Did the people who work for the NSA provide this misinformation to you?

 

Good chiphers are public, open to scrutiny and unlikely to have 'backdoors'. By backdoors you may mean ones built into the software used to do the encryption. A backdoor that would allow the key to be made available to a government agency for example.

[SiamIAm]

It's my understanding that in the 90's there was a bill that was enacted that forced all public encryption programs to allow governmental interdiction, and had to be built into the program...

[BaronTT]

That was a while ago so I don't remember all of the details.

 

I am sure that the US government wanted to have a key or other way of getting in.
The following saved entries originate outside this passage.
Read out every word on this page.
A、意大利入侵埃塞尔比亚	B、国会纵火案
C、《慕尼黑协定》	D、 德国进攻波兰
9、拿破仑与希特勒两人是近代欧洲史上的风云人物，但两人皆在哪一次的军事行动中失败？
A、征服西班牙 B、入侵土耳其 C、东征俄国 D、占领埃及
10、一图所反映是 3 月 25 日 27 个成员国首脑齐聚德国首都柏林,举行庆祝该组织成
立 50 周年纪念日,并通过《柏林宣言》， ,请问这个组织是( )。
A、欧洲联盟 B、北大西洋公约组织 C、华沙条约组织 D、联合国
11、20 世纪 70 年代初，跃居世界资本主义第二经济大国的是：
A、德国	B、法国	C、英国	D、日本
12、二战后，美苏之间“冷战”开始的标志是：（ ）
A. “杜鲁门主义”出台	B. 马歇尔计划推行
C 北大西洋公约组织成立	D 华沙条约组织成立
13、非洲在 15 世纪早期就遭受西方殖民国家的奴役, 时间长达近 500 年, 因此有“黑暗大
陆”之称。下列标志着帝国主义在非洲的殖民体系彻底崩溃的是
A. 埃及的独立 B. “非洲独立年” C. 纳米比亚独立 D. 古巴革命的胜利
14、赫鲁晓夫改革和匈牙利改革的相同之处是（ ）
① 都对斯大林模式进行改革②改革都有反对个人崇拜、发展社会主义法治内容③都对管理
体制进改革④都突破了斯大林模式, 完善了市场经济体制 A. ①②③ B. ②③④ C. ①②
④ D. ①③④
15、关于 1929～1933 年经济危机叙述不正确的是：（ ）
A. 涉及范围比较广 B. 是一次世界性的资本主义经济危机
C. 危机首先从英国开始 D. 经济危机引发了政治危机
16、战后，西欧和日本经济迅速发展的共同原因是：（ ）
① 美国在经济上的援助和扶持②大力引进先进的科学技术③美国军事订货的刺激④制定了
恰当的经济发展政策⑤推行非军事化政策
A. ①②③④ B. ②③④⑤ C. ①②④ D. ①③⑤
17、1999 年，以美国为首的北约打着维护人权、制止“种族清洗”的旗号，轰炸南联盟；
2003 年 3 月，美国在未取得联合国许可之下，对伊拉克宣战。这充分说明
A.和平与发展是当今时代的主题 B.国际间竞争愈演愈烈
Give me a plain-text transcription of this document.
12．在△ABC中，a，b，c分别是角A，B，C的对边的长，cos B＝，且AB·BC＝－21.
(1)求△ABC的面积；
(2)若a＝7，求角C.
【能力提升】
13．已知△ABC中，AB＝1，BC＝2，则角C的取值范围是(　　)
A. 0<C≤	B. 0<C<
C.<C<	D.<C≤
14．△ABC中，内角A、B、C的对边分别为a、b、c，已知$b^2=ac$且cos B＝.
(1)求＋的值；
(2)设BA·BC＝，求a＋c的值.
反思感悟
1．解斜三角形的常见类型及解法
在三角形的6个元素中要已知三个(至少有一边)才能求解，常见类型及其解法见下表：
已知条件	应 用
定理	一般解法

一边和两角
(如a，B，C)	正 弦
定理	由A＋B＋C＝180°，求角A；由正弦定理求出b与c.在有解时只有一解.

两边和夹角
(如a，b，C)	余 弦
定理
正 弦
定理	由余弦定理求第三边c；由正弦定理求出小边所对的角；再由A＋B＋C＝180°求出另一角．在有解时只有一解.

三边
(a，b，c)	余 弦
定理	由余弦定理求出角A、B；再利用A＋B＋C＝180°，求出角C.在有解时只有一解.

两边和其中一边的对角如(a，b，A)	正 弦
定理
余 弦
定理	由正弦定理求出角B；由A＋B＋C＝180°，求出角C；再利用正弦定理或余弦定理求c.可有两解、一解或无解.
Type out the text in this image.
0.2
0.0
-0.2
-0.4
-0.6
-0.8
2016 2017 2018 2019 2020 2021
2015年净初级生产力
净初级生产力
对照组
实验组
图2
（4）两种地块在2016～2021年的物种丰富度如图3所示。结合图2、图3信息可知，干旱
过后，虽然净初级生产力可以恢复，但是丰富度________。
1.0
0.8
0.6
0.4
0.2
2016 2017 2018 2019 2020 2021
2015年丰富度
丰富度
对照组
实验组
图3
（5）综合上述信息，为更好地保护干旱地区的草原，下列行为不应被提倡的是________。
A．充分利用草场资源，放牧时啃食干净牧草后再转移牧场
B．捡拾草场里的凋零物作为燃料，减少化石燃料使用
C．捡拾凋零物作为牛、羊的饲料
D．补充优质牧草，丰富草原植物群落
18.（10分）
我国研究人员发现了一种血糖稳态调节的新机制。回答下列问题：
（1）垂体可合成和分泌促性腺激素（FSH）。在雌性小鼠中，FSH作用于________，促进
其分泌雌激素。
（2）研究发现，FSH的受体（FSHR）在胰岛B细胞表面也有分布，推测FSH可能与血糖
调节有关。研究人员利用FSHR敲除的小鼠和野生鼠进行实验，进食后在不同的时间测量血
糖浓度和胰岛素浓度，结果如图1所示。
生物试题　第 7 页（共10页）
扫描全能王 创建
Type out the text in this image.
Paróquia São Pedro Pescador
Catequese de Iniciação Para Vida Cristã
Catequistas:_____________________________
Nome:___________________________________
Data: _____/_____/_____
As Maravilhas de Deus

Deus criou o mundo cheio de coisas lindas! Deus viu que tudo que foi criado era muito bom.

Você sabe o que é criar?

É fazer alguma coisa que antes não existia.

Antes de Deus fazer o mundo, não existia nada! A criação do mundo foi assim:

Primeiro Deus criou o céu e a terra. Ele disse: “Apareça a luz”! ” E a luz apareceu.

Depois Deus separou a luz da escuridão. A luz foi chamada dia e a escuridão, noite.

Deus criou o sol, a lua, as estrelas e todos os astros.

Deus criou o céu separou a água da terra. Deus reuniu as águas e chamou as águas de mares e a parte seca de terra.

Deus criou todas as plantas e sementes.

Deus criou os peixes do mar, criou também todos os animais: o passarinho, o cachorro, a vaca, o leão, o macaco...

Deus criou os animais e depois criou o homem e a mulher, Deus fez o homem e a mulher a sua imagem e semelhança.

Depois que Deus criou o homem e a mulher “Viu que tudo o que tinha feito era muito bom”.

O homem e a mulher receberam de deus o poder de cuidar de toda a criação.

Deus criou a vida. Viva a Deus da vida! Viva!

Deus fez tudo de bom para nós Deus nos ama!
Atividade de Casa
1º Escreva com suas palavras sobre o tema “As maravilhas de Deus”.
They made a big fuss about it.

 

And that's why a lot of programs using the same algorithyms but without the facility for the US government became very popular. Israeli firms were well-known for making a lot of the good quality programs. Some of the best.

 

For a while you couldn't 'legally' export certain encryption programs made in the US because the cyphers were too strong. But overseas firms, such as the good ones in Israel, provided the strong cypher software to overseas markets.

 

So the powerful programs were easily available overseas, and people were buying those. The US SW companies lobbied and complained heavily.

 

I THINK that the regulations were changed so that even the US SW doesn't have the limitations any more.

 

I don't remember the exact history. Faulty memory from old age.